Jasper was in drivers ed when Jim was diagnosed with brain cancer. Though it meant being at school at 7 am for 2 months, he stuck it out and completed all of his practice drives. He obtained his learners permit, and then we all dropped the ball when it came to getting 50 hours of experience prior to taking his actual test. I did not have the energy or time to invent drives just so he could practice and he showed little interest. He finally argued successfully with me. “Mom, there isn’t anywhere I need to go that I cannot access on a bike or by walking. I will ask friends for rides to events out of town, and pitch in for gas. Teenage boys are expensive to insure, why would you want me to get my license?” Like many other things in life at that point, I just pushed the thought aside. I also knew that when Jasper saw a reason to drive, he would make short work of getting there, and he would be good at it once he wanted to.
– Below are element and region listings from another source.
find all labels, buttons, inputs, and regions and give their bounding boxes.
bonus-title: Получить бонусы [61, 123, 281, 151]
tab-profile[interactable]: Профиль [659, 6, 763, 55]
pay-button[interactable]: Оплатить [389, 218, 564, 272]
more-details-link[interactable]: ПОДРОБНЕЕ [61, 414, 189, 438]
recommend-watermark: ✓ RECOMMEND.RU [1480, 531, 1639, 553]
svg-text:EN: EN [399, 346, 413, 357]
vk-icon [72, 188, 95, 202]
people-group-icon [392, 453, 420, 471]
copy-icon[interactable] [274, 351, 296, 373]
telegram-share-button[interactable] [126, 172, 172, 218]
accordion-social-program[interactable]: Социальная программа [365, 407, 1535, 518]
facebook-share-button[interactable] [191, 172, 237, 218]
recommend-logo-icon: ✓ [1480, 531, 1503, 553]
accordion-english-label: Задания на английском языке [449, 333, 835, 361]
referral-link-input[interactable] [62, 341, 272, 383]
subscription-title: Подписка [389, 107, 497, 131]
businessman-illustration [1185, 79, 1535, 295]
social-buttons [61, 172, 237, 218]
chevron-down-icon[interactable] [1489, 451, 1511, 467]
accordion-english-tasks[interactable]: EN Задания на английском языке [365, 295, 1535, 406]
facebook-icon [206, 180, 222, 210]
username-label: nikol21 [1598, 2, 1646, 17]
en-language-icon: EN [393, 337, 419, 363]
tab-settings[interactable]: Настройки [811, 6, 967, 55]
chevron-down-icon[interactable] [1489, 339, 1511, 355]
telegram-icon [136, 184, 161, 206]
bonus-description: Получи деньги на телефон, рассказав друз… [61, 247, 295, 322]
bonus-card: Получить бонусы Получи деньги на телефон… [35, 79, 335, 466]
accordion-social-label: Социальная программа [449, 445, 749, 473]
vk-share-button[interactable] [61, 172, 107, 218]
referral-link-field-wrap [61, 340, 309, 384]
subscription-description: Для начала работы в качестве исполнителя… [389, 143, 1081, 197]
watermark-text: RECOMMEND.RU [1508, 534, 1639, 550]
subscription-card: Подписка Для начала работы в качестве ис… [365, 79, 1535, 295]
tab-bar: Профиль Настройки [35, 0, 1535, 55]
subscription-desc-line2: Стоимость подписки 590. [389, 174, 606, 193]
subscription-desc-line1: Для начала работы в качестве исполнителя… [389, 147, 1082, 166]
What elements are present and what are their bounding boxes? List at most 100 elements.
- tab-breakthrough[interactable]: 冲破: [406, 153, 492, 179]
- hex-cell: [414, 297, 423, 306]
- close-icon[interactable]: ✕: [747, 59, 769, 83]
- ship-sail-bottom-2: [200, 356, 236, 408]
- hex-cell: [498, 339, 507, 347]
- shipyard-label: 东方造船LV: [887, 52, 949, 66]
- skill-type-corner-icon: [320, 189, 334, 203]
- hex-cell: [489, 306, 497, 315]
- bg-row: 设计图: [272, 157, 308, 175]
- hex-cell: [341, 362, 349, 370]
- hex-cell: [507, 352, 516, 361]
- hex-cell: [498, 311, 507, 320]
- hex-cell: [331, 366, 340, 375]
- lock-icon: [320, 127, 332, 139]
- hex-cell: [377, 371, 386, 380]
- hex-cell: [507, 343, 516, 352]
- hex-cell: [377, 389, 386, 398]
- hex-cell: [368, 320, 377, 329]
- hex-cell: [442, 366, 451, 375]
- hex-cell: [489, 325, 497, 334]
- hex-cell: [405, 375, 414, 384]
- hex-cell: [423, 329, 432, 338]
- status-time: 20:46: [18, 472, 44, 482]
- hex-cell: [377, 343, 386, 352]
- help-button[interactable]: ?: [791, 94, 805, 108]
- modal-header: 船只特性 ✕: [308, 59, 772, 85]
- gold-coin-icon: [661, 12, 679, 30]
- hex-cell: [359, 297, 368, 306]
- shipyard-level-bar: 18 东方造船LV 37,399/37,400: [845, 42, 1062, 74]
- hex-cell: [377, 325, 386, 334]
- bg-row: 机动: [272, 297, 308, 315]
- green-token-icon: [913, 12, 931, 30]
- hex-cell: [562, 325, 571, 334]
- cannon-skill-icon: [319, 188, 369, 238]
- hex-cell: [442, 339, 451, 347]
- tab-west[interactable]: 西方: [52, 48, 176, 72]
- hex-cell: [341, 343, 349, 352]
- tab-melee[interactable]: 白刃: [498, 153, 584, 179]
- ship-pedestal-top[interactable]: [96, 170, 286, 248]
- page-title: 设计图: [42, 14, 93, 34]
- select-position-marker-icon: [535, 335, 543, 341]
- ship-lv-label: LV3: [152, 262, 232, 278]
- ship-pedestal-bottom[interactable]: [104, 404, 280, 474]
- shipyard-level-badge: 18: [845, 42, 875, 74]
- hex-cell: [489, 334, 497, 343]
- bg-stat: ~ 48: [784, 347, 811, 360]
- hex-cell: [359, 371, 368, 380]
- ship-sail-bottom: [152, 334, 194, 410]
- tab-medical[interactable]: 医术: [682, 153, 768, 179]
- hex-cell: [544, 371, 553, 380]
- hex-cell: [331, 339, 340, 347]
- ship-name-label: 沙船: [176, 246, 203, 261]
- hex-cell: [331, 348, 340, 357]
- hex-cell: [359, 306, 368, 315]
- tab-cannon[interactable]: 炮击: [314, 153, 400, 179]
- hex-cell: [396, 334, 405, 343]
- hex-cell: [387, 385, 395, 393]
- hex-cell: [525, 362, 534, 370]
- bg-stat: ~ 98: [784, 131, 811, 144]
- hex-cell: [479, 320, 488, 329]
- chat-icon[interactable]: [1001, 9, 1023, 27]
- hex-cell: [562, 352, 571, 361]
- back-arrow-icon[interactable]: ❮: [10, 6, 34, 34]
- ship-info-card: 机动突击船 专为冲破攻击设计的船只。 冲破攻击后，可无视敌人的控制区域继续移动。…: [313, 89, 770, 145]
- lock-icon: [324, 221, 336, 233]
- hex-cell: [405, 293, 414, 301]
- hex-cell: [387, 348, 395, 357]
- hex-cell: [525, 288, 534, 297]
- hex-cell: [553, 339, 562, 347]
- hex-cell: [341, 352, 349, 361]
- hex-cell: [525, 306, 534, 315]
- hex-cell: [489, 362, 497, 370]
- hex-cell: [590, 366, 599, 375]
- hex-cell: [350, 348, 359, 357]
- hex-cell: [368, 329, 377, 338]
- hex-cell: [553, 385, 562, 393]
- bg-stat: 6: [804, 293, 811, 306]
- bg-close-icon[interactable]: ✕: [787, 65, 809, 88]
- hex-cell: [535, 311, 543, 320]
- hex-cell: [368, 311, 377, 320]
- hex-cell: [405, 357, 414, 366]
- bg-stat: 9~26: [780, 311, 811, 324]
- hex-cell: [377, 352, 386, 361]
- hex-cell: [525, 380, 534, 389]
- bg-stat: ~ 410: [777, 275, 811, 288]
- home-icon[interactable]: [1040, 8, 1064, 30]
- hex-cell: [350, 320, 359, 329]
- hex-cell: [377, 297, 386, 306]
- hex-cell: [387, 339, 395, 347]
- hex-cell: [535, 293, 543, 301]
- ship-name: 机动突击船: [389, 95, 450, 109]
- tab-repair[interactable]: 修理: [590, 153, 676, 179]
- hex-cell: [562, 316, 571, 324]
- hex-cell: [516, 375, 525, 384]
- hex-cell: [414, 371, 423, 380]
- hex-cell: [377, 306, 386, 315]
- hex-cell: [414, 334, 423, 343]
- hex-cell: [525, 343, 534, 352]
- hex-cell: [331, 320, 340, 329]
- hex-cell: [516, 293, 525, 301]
So, knowing my son pretty well, we approached his dilemma systematically. His obligations were to: 1) Get experience with family or friends 2) Obtain an Oregon drivers license as that is where he lives 3) Pass the mommy test by driving from Corvallis to Moscow with intelligent breaks for fatigue 4) Figure out a ride back to Corvallis prior to school starting so that I did not have to make that trip twice in 2 weeks. My end of the bargain: 1) Add Jasper to my insurance 2) Come and get him at the start of his vacation 3) Allow him to drive from Corvallis to Moscow 4) Loan him my car for his road trip. I wasn’t sure if he would actually follow through. After 3 years, I was getting pretty used to the idea that he might never choose to drive. Today he took his drivers test. There is now another LaFortune that holds a drivers license. He will be insured as of today. I will go get him soon, and he will drive back. He already has a return ride lined up. I think his aunt in OR and my friends from Corvallis are still speaking to him. I will drive the red truck for a couple of weeks as my blue car will be journeying around Idaho.
As I stared at Orion this morning, I thought of my son. I knew he was taking his test today, and I knew the effort he had put in to get there. Like losing his first baby tooth, a drivers license is a rite of passage. My quirky, loving, systematic, perfectionist boy. I love him more than ALL of the stars in the night sky. My heart overflows.